Personne ne mentionna son petit aller-retour, à son grand soulagement. Il fit dicrètement un petit clin d'oeil complice à Jo qui lui répondit par un sourire en coin. Il tenta de jauger du regard l'équipe, mais personne n'avait l'air de se poser de questions. Putain c'était pas loin. Vraiment des guignols ces vendeurs de C. Je comprends pas qu'ils se soient pas déjà fait serrer.
Fabrice profita de cette heure de flottement avant le début des hostilités pour faire connaissance avec les employés. Quand le service commença, juste après que le boss se soit fait une poutre bien grasse, son jugement était sans appel : Kara est une chaude du cul, Amy une bouffeuse de graines, Mac Gyver un manchot du bricolage, Issam et Loubna des bougnoules, et Freddy un incapable, doublé d'une baltringue, avec sa femme imaginaire, qui ne s'est probablement pas faite tringler depuis la victoire de la France en coupe du monde quatre-vingt-dix-huit. Rien que ça.
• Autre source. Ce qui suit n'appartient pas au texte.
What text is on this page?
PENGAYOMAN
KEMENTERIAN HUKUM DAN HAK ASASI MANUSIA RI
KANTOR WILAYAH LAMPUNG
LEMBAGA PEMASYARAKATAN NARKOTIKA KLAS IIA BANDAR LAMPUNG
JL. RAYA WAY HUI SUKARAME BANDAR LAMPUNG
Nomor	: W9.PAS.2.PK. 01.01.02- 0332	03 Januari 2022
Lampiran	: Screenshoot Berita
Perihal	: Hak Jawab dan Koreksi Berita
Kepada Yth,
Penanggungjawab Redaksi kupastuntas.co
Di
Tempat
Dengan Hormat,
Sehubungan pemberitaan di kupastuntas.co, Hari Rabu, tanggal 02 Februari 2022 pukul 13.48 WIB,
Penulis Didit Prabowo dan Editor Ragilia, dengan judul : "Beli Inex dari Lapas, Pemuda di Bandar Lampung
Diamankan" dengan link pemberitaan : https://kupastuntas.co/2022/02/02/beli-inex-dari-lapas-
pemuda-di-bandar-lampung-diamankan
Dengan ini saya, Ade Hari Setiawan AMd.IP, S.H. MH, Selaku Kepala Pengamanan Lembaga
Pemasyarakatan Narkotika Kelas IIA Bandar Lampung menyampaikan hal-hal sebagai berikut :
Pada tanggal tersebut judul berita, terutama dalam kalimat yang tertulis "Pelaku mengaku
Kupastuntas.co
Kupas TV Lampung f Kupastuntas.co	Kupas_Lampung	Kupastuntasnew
On était tout juste au début de l'été, mais tout le monde était déjà rhabillé pour l'hiver. Le pire, c'est qu'il ne pensait pas vraiment ce qu'il disait, mais mépriser tout le monde lui donnait de la contenance, et le placait sans conteste en haut du panier.
Puis le service a commencé, et tout allait vite. Jamais les gars ne s'étaient permis d'être aussi chargés au travail. Mais Fabrice n'avait apparemment pas peur de préparer des lignes toutes les trente ou quarante cinq minutes en plonge, juste derrière son poste aux pizzas. Il passait sa tête dans le couloir qui le reliait à Jo, et lui disait " Je vous ai laissé un truc, là ". Puis Jordan y allait, et enfin prévenait Max. Entre celles qu'il payait aux deux jeunes hommes, et celles que les deux payaient au Fab, en un seul service, ils avaient du s'envoyer deux grammes, ce qui n'est pas rien. Max a même pensé que c'était un genre de test. C'est sûr qu'il l'a mauvaise, consommateur ou pas. Il nous pousse à bout pour qu'on soit trop marbrés, et qu'ensuite il puisse nous faire la morale pour qu'on lève le pied.
Mais Jo et Max ont assumé le dosage, Fab n'a rien dit, et ils se sont tous les trois finis au comptoir jusque quatre heures du matin après la fermeture. Ils n'ont pas levé le pied. Non non. Ils ont enfoncé l'accélérateur.
Cette semaine de transition s'est bien passée, au niveau du travail. La fréquentation augmenta, mais avec le renfort de Fab, les délais étaient respectés, les clients satisfaits. Puis arriva le Samedi, jour des arrivées. Kara et Loubna avaient installé un dispositif spécial, a l'extérieur de la réception, pour acceuillir les clients à la file indienne à grande vitesse. Sous la chaleur écrasante, trente huit degrés à l'ombre, elles leur distribuaient bouteilles d'eau, cartes des emplacements de mobil-home et les clés des habitations pour la semaine. La file donnait l'impression de ne jamais diminuer. Les trois tenanciers du snack les observaient, décontenancés, s'amasser à l'entrée, tendus par la route et la météo. Le dur de la saison commençait aujourd'hui.